Writer, editor, stumbler after Jesus

For the record, albums are best

There’s nothing quite like pulling down an album from the shelf to invoke a little nostalgia. I smile at the hairstyles. Chuckle at the fashions. Recall the scenery. Each picture stirs a memory. The day I got dumped. My first paycheck. Best buds.

I’m not talking about photo albums, however. I mean album-albums. LPs. Records. The way people used to experience music. Back in the days when you had to bring something of yourself to the listening, rather than just take what you want.

Now, I am glad to have music always available. But, reading appreciatively of the current renaissance of vinyl, and envying the man with the largest record collection in the world, I am reminded of the ways in which CDs and digital files can rob us of a fuller experience.

First, the album provides a lesson in intentionality and delayed gratification. You don’t just hit “play,” but take part in a small ritual. Once selected, you pull the disc from its sleeve and do that little flicky maneuver with your fingers, turning it over to check for dust and scratches without touching the grooves. Then comes the hiss and crackle as the needle goes down.

When the music eventually starts, it’s so much more satisfying. It’s like a cup of tea poured from loose leaves and allowed to diffuse in a teapot. Somehow, it seems much richer than one from a teabag mashed against the side of a cup with a teaspoon.

Then, as you listen, you discover that you can only appreciate content in its full context. Playlists and mixtapes are fun, but they are just a collection of songs. An album is a selection of songs, the rhythm and order making a greater whole than the parts.

You know you’re of the album generation when a track on the radio or your digital player ends and you start humming the bars of the next song on the original record, only to get irritated when another completely random number kicks in.
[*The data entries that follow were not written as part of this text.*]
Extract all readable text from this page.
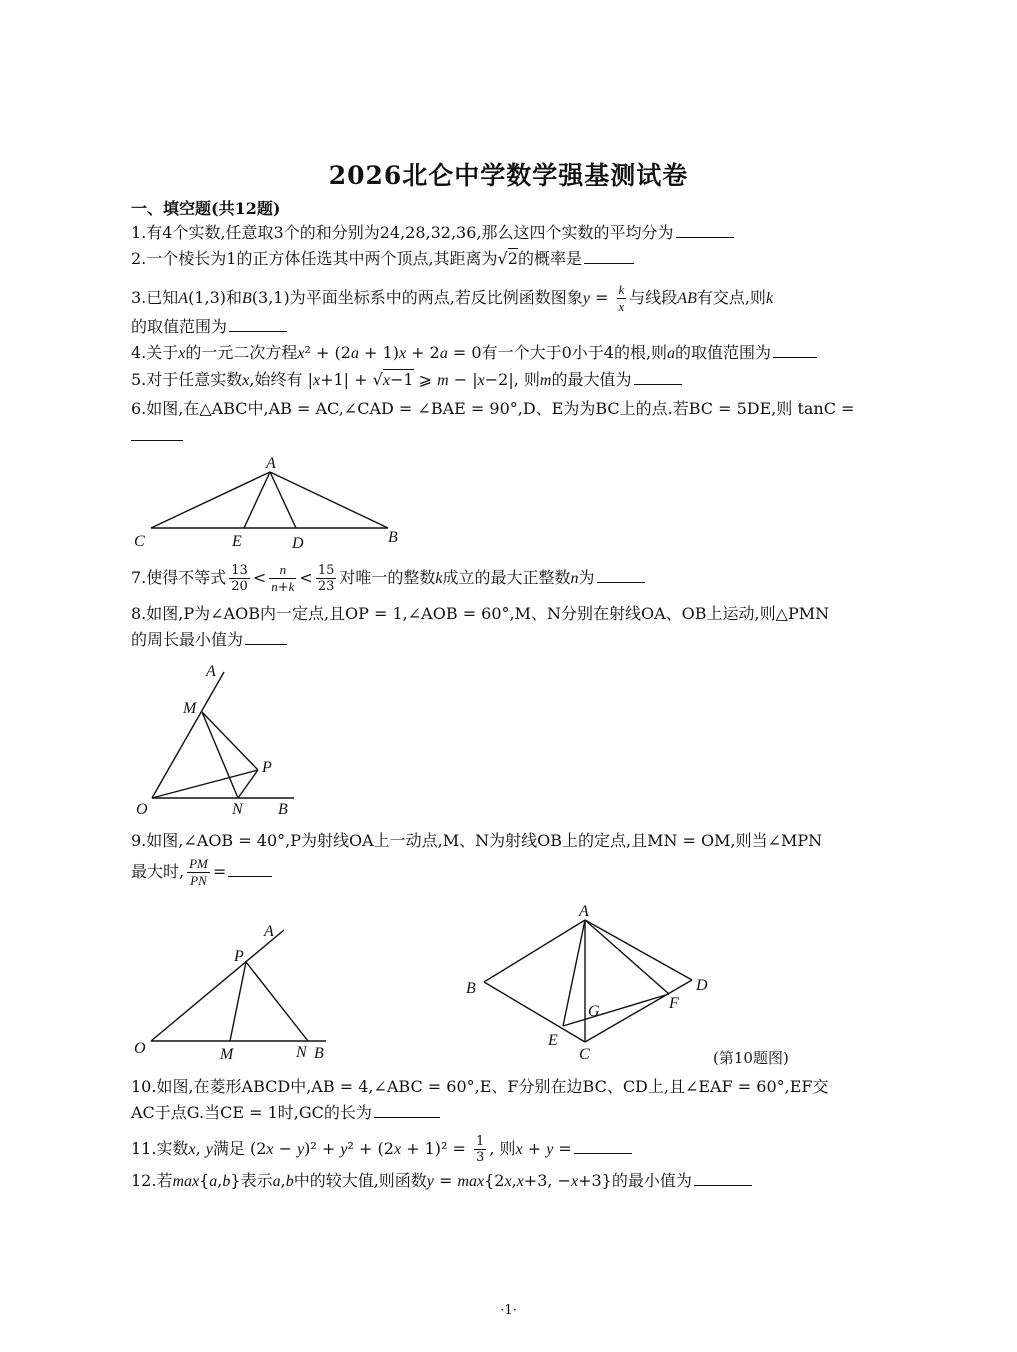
2026北仑中学数学强基测试卷
一、填空题(共12题)
1.有4个实数,任意取3个的和分别为24,28,32,36,那么这四个实数的平均分为
2.一个棱长为1的正方体任选其中两个顶点,其距离为√2的概率是
3.已知A(1,3)和B(3,1)为平面坐标系中的两点,若反比例函数图象$y = \frac{k}{x}$ 与线段AB有交点,则k
的取值范围为
4.关于x的一元二次方程x² + (2a + 1)x + 2a = 0有一个大于0小于4的根,则a的取值范围为
5.对于任意实数x,始终有 |x+1| + √x−1 ⩾ m − |x−2|, 则m的最大值为
6.如图,在△ABC中,AB = AC,∠CAD = ∠BAE = 90°,D、E为为BC上的点.若BC = 5DE,则 tanC =
A
C	E	D	B
7.使得不等式 $\frac{13}{20} < \frac{n}{n+k} < \frac{15}{23}$ 对唯一的整数k成立的最大正整数n为
8.如图,P为∠AOB内一定点,且OP = 1,∠AOB = 60°,M、N分别在射线OA、OB上运动,则△PMN
的周长最小值为
A
M
P
O	N B
9.如图,∠AOB = 40°,P为射线OA上一动点,M、N为射线OB上的定点,且MN = OM,则当∠MPN
最大时, $\frac{PM}{PN}$ =
A
P
O	M	N B
A
B	D
G	F
E
C	(第10题图)
10.如图,在菱形ABCD中,AB = 4,∠ABC = 60°,E、F分别在边BC、CD上,且∠EAF = 60°,EF交
AC于点G.当CE = 1时,GC的长为
11.实数x, y满足 $(2x - y)^2 + y^2 + (2x + 1)^2 = \frac{1}{3}$ , 则x + y =
12.若max{a,b}表示a,b中的较大值,则函数y = max{2x,x+3, −x+3}的最小值为
·1·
Born to Run may stir you in a stand-alone playing, but you won’t really appreciate the appeal to Wendy without understanding how it springs from “trying to learn how to walk like heroes” in the preceding Backstreets. It’s a bit like just reading chapter 4 of The Return of the King because you like it when Frodo talks about being at “the end of all things,” without bothering with the rest of The Lord of the Rings and so fully understanding what they are.

Not all songs on an album are strictly sequential in a narrative sense, of course, but they are part of an emotional arc that gets lost when you slice and dice.

As a teenager, albums were my inner-language primers. They helped me give words to the emotions I was experiencing but could not clearly explain. They also gave me some of my identity: in the days before every piece of clothing had a logo on it, carrying an LP under your arm at school (ostensibly because you were going to lend it to someone else) was a way of quietly declaring your style.

This had its drawbacks, to be sure. If there was anything cooler than to be seen clutching the latest release by a major band, it was to have an album that no one recognized. This meant you were really hip. As a result, I ended up with a few LPs that had great covers but didn’t bear listening to more than once. With some, even once was too much.

Sadly, my album collection has been severely thinned by a couple of international moves and a season of excessive piety. But I am restoring it bit by bit, delighting in being reunited with some old friends in the dollar bargain bins at Orlando’s Rock and Roll Heaven. It’s good to see and sit with them again.

I’ll listen thankfully to music however I can: streaming, downloaded, or on CD (which sacrifices the tactile and visual experience of the 12-inch cover). I can even still play some of my old cassette tapes through my system. But there’s something about an album that engages all of me in a way those other forms don’t.